In an email to students and staff on Sunday night, university President Robert Zimmer said university officials were told by the FBI that someone made a threat of gun violence to take place on the campus quad.

The quad was mostly empty Monday morning save for campus and Chicago police and media. Chicago Police Department squad cars could be seen scattered around the campus.

In his note, Zimmer said that the University was informed by FBI counterterrorism officials Sunday that "an unknown individual posted an online threat of gun violence against the University of Chicago, specifically mentioning 'the campus quad' on Monday morning at 10 a.m."

"Based on the FBI’s assessment of this threat and recent tragic events at other campuses across the country, we have decided in consultation with federal and local law enforcement officials, to exercise caution by canceling all classes and activities on the Hyde Park campus through midnight on Monday," he wrote.

Joan Hyde, a spokeswoman for the FBI, said late Sunday that the investigation into the source of the online threat is ongoing.

"Upon learning of a possible threat, we shared information with law enforcement and university officials, as is our practice," said Hyde. "The decision to cancel classes was made by the university."

Zimmer said in the letter that security will be increased on campus and all activities will be canceled at the university, U. of C. Laboratory Schools, libraries and other institutions on campus.

All nonessential staff are being told to stay home, and students are being asked to stay in their dorms and wait for instructions from staff.

The University of Chicago Medical Center will remain open to patients and will have added security.

"All University staff and faculty members who do not have emergency duties or patient care responsibilities are encouraged to avoid coming to the Hyde Park campus on Monday," the statement said.

Jeremy Manier, a spokesman for the university, said there were no street closures planned, but there will be more security on campus.

Chicago Police declined to comment.

Classes at all University of Chicago charter schools have been cancelled for Monday.

St.

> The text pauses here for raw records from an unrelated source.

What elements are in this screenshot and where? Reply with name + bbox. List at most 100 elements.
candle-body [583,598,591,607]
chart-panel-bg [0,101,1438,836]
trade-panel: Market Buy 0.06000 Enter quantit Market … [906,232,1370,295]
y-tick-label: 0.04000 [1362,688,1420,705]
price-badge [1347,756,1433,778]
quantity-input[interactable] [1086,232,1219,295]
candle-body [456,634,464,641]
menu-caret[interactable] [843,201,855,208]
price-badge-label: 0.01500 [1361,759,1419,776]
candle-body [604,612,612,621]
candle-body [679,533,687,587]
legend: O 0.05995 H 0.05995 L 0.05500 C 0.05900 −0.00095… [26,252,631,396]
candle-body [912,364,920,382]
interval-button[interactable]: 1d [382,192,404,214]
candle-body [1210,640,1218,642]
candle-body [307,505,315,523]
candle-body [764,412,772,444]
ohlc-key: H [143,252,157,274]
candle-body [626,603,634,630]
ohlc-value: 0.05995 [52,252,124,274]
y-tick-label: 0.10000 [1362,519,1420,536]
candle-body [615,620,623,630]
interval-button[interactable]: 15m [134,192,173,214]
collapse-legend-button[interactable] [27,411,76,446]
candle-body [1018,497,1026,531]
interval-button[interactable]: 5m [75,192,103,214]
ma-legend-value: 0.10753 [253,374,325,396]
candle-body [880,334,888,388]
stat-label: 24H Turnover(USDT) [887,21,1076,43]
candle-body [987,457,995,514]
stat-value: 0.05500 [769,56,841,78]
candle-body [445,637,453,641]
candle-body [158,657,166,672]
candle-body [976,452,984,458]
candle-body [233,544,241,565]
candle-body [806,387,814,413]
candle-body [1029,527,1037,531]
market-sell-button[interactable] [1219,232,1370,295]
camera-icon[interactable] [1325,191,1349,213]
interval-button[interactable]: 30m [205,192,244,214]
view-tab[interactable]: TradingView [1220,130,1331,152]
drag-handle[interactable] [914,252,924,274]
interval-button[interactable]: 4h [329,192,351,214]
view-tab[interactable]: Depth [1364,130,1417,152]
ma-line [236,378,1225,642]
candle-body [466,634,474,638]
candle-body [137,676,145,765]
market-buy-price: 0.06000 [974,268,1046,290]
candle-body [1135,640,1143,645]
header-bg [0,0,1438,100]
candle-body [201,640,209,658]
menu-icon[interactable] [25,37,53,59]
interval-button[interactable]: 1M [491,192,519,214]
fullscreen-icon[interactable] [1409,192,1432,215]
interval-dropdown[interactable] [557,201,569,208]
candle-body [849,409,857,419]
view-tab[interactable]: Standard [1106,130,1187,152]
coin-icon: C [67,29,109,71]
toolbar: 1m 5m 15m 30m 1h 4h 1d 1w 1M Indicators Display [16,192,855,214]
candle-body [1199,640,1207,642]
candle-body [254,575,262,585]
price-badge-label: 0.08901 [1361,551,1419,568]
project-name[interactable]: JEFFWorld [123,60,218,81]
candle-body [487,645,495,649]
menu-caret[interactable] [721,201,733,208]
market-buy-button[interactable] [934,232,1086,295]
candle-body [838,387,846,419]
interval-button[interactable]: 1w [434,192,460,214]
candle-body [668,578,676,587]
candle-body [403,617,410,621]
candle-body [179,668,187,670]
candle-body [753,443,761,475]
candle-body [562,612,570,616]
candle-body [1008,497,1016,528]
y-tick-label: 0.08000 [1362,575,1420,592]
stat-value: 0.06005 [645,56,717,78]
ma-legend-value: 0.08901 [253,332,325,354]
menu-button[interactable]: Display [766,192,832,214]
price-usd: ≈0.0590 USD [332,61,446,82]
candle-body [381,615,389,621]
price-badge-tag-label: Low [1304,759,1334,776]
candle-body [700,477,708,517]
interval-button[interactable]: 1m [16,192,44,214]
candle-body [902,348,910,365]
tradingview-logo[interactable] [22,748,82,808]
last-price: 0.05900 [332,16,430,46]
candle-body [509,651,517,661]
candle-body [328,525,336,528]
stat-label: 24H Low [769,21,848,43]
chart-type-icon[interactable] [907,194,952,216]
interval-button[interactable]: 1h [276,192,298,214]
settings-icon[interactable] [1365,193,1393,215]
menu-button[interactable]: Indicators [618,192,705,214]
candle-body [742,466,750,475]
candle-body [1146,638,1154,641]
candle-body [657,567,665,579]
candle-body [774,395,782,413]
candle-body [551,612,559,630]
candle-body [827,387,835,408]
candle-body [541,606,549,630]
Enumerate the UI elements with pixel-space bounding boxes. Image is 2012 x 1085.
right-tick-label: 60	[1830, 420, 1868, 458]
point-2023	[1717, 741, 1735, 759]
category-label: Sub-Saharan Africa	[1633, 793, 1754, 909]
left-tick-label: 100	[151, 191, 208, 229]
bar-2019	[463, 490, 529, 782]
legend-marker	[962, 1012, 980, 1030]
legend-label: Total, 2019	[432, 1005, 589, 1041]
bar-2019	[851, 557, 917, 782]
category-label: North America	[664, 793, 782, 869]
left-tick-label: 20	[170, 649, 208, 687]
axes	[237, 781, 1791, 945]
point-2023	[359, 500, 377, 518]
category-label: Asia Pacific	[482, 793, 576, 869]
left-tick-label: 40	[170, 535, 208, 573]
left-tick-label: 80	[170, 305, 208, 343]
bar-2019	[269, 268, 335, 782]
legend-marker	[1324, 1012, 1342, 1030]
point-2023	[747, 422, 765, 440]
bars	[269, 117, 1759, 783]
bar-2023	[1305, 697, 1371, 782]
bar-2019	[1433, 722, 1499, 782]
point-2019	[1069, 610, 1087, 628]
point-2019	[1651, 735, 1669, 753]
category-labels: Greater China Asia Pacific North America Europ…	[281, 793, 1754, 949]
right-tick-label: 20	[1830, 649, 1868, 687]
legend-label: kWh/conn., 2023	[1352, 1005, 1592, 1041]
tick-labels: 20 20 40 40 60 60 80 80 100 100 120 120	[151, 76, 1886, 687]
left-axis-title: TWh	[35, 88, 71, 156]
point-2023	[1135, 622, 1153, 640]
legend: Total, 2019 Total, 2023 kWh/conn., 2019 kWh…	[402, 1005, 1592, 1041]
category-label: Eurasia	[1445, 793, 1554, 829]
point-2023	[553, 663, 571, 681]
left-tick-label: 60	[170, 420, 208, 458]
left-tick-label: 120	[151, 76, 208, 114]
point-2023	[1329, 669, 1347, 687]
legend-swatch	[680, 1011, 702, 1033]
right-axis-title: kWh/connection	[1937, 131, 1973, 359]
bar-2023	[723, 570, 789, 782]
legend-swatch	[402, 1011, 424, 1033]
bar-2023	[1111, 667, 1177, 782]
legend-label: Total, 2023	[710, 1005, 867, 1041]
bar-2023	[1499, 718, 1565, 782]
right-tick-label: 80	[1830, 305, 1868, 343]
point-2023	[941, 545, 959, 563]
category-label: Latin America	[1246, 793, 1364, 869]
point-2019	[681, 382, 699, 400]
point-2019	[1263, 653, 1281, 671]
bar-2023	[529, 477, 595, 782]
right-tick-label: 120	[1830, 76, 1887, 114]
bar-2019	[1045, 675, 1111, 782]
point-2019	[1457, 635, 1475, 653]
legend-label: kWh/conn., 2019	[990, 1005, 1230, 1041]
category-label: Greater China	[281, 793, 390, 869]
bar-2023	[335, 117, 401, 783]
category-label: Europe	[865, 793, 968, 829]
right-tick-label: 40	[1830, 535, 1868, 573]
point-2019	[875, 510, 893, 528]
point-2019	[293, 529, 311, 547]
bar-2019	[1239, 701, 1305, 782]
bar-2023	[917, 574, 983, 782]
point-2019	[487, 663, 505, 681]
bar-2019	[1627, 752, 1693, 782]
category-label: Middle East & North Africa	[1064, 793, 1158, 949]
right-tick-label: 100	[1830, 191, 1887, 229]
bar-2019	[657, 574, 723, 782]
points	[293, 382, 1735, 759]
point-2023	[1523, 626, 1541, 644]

Thomas the Apostle Catholic School has also cancelled all classes for Monday.

The Chicago Theological Seminary and the Lutheran School of Theology have closed their Hyde Park campuses for Monday.

The university's Downtown Gleacher Center has also cancelled all events for Monday.

"Exercising an abundance of caution, we have decided to cancel all Chicago Booth activities and classes tomorrow at Gleacher Center and 455 N. Cityfront Plaza, in addition to Harper Center," Sunil Kumar, dean of the Booth School of Business, said in a letter sent to the university community. "To ensure your safety, you are urged to avoid coming to any of these buildings."

Several local businesses have said they will also close on Monday after the warning went out from the university on Sunday evening. The Seminary Cooperative Bookstore and 57th Street Books will both be closed on Monday. Parker's pet store will only be providing deliveries and has canceled all grooming appointments and will close the store.

K.A.M. Isaiah Israel will also be closed.

Murray, Bret Harte and Ray elementary schools will have indoor recess on Monday and will have heightened security, according to school officials.